Sabetay Sevi ve İlhan Selçuk..

İzmir’in sevilen siması, İzmir Ekonomi Üniversitesi Medikal Park Hastanesi Baştabibi Dr.Zeki Hozer’in “Sabetay Sevi” kitabı yayınlandı.

Sabetay Sevi hakkında kapsamlı bir kitap yayınlamış olan Dr. Zeki Hozer’in çalışmasının arka kapağına bir tanıtım yazısı yazdım. Bu konuda objektif araştırmacı ve yorumculara o kadar çok gereksinmemiz var ki.. Dr.Zeki Hozer de bunlardan biri. Arka kapak yazımı sunuyorum:

Bir fırtına tuttu bizi deryaya kardı

O bizim kavuşmalarımız, a yârim mahşere kaldı

O bizim kavuşmalarımız, a yârim ahrete kaldı..”

Selanik Türküsü

Bu türkü on beş yaşında Selanik’ten Anadolu’ya göç eden Sabri Ağa’nın hasret içinde mırıldandığı bir türküdür, böylece kayıtlara geçmiştir.
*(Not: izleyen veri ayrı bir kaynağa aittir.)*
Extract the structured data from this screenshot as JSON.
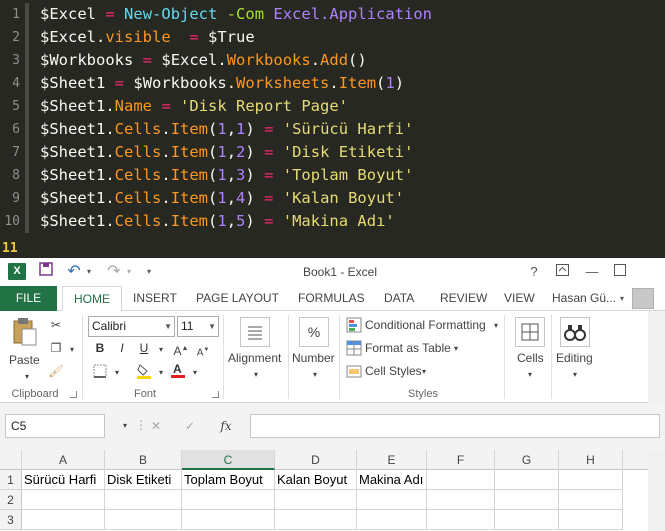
{
  "editor": {
    "lines": [
      {
        "n": "1",
        "tokens": [
          [
            "var",
            "$Excel"
          ],
          [
            "plain",
            " "
          ],
          [
            "op",
            "="
          ],
          [
            "plain",
            " "
          ],
          [
            "cmd",
            "New-Object"
          ],
          [
            "plain",
            " "
          ],
          [
            "param",
            "-Com"
          ],
          [
            "plain",
            " "
          ],
          [
            "type",
            "Excel.Application"
          ]
        ]
      },
      {
        "n": "2",
        "tokens": [
          [
            "var",
            "$Excel"
          ],
          [
            "plain",
            "."
          ],
          [
            "member",
            "visible"
          ],
          [
            "plain",
            "  "
          ],
          [
            "op",
            "="
          ],
          [
            "plain",
            " "
          ],
          [
            "var",
            "$True"
          ]
        ]
      },
      {
        "n": "3",
        "tokens": [
          [
            "var",
            "$Workbooks"
          ],
          [
            "plain",
            " "
          ],
          [
            "op",
            "="
          ],
          [
            "plain",
            " "
          ],
          [
            "var",
            "$Excel"
          ],
          [
            "plain",
            "."
          ],
          [
            "member",
            "Workbooks"
          ],
          [
            "plain",
            "."
          ],
          [
            "member",
            "Add"
          ],
          [
            "plain",
            "()"
          ]
        ]
      },
      {
        "n": "4",
        "tokens": [
          [
            "var",
            "$Sheet1"
          ],
          [
            "plain",
            " "
          ],
          [
            "op",
            "="
          ],
          [
            "plain",
            " "
          ],
          [
            "var",
            "$Workbooks"
          ],
          [
            "plain",
            "."
          ],
          [
            "member",
            "Worksheets"
          ],
          [
            "plain",
            "."
          ],
          [
            "member",
            "Item"
          ],
          [
            "plain",
            "("
          ],
          [
            "num",
            "1"
          ],
          [
            "plain",
            ")"
          ]
        ]
      },
      {
        "n": "5",
        "tokens": [
          [
            "var",
            "$Sheet1"
          ],
          [
            "plain",
            "."
          ],
          [
            "member",
            "Name"
          ],
          [
            "plain",
            " "
          ],
          [
            "op",
            "="
          ],
          [
            "plain",
            " "
          ],
          [
            "str",
            "'Disk Report Page'"
          ]
        ]
      },
      {
        "n": "6",
        "tokens": [
          [
            "var",
            "$Sheet1"
          ],
          [
            "plain",
            "."
          ],
          [
            "member",
            "Cells"
          ],
          [
            "plain",
            "."
          ],
          [
            "member",
            "Item"
          ],
          [
            "plain",
            "("
          ],
          [
            "num",
            "1"
          ],
          [
            "plain",
            ","
          ],
          [
            "num",
            "1"
          ],
          [
            "plain",
            ")"
          ],
          [
            "plain",
            " "
          ],
          [
            "op",
            "="
          ],
          [
            "plain",
            " "
          ],
          [
            "str",
            "'Sürücü Harfi'"
          ]
        ]
      },
      {
        "n": "7",
        "tokens": [
          [
            "var",
            "$Sheet1"
          ],
          [
            "plain",
            "."
          ],
          [
            "member",
            "Cells"
          ],
          [
            "plain",
            "."
          ],
          [
            "member",
            "Item"
          ],
          [
            "plain",
            "("
          ],
          [
            "num",
            "1"
          ],
          [
            "plain",
            ","
          ],
          [
            "num",
            "2"
          ],
          [
            "plain",
            ")"
          ],
          [
            "plain",
            " "
          ],
          [
            "op",
            "="
          ],
          [
            "plain",
            " "
          ],
          [
            "str",
            "'Disk Etiketi'"
          ]
        ]
      },
      {
        "n": "8",
        "tokens": [
          [
            "var",
            "$Sheet1"
          ],
          [
            "plain",
            "."
          ],
          [
            "member",
            "Cells"
          ],
          [
            "plain",
            "."
          ],
          [
            "member",
            "Item"
          ],
          [
            "plain",
            "("
          ],
          [
            "num",
            "1"
          ],
          [
            "plain",
            ","
          ],
          [
            "num",
            "3"
          ],
          [
            "plain",
            ")"
          ],
          [
            "plain",
            " "
          ],
          [
            "op",
            "="
          ],
          [
            "plain",
            " "
          ],
          [
            "str",
            "'Toplam Boyut'"
          ]
        ]
      },
      {
        "n": "9",
        "tokens": [
          [
            "var",
            "$Sheet1"
          ],
          [
            "plain",
            "."
          ],
          [
            "member",
            "Cells"
          ],
          [
            "plain",
            "."
          ],
          [
            "member",
            "Item"
          ],
          [
            "plain",
            "("
          ],
          [
            "num",
            "1"
          ],
          [
            "plain",
            ","
          ],
          [
            "num",
            "4"
          ],
          [
            "plain",
            ")"
          ],
          [
            "plain",
            " "
          ],
          [
            "op",
            "="
          ],
          [
            "plain",
            " "
          ],
          [
            "str",
            "'Kalan Boyut'"
          ]
        ]
      },
      {
        "n": "10",
        "tokens": [
          [
            "var",
            "$Sheet1"
          ],
          [
            "plain",
            "."
          ],
          [
            "member",
            "Cells"
          ],
          [
            "plain",
            "."
          ],
          [
            "member",
            "Item"
          ],
          [
            "plain",
            "("
          ],
          [
            "num",
            "1"
          ],
          [
            "plain",
            ","
          ],
          [
            "num",
            "5"
          ],
          [
            "plain",
            ")"
          ],
          [
            "plain",
            " "
          ],
          [
            "op",
            "="
          ],
          [
            "plain",
            " "
          ],
          [
            "str",
            "'Makina Adı'"
          ]
        ]
      }
    ],
    "last_line_number": "11"
  },
  "excel": {
    "window_title": "Book1 - Excel",
    "title_icons": [
      "save-icon",
      "undo-icon",
      "redo-icon",
      "customize-icon",
      "help-icon",
      "ribbon-display-icon",
      "minimize-icon",
      "maximize-icon"
    ],
    "help_glyph": "?",
    "tabs": {
      "file": "FILE",
      "home": "HOME",
      "insert": "INSERT",
      "page_layout": "PAGE LAYOUT",
      "formulas": "FORMULAS",
      "data": "DATA",
      "review": "REVIEW",
      "view": "VIEW"
    },
    "user": "Hasan Gü...",
    "ribbon": {
      "clipboard": {
        "paste": "Paste",
        "label": "Clipboard"
      },
      "font": {
        "name": "Calibri",
        "size": "11",
        "bold": "B",
        "italic": "I",
        "underline": "U",
        "label": "Font"
      },
      "alignment": {
        "label": "Alignment"
      },
      "number": {
        "label": "Number",
        "icon_text": "%"
      },
      "styles": {
        "conditional": "Conditional Formatting",
        "format_table": "Format as Table",
        "cell_styles": "Cell Styles",
        "label": "Styles"
      },
      "cells": {
        "label": "Cells"
      },
      "editing": {
        "label": "Editing"
      }
    },
    "formula_bar": {
      "name_box": "C5",
      "fx": "fx",
      "value": ""
    },
    "columns": [
      "A",
      "B",
      "C",
      "D",
      "E",
      "F",
      "G",
      "H"
    ],
    "selected_column": "C",
    "rows": [
      {
        "n": "1",
        "cells": [
          "Sürücü Harfi",
          "Disk Etiketi",
          "Toplam Boyut",
          "Kalan Boyut",
          "Makina Adı",
          "",
          "",
          ""
        ]
      },
      {
        "n": "2",
        "cells": [
          "",
          "",
          "",
          "",
          "",
          "",
          "",
          ""
        ]
      },
      {
        "n": "3",
        "cells": [
          "",
          "",
          "",
          "",
          "",
          "",
          "",
          ""
        ]
      }
    ],
    "colors": {
      "brand": "#217346",
      "editor_bg": "#272822"
    }
  }
}
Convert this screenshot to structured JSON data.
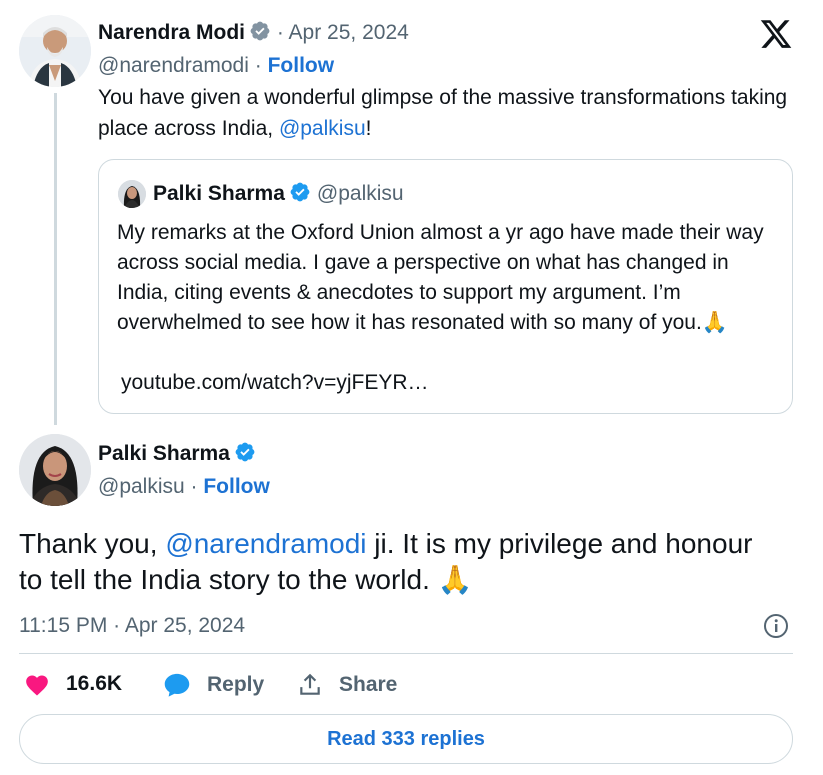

Dr. Zeki Hozer’in “Sabetay Sevi” kitabı, geçmiş karanlık çağlara, Osmanlı Tarihi’ne, Balkan Tarihi’ne, Dinler Tarihi’ne, evrensel Mesih beklentisine, Cumhuriyet Tarihimiz içindeki Sabetayizm sorunsalına uzanan çok yönlü ve çok donanımlı çalışması, bir anlamda da 15 yaşında Selanik’ten Anadolu’ya göç eden Sabri Ağa’nın öyküsüne de gönderme yapmaktadır.

Sabri Ağa, Selanikli göçmeni olduğu için, bir Sabetayist midir?

Öyle ise, sakıncalı bir kavme mi mensuptur?

Bu ve buna benzer abes ve komplo teorilerine yakıt taşıyan yaklaşımlar için Sabetay Sevi hakkında objektif bakışlı ve hiçbir radikal rüzgara angaje olmamış araştırmacı yazarlara gereksinimiz var.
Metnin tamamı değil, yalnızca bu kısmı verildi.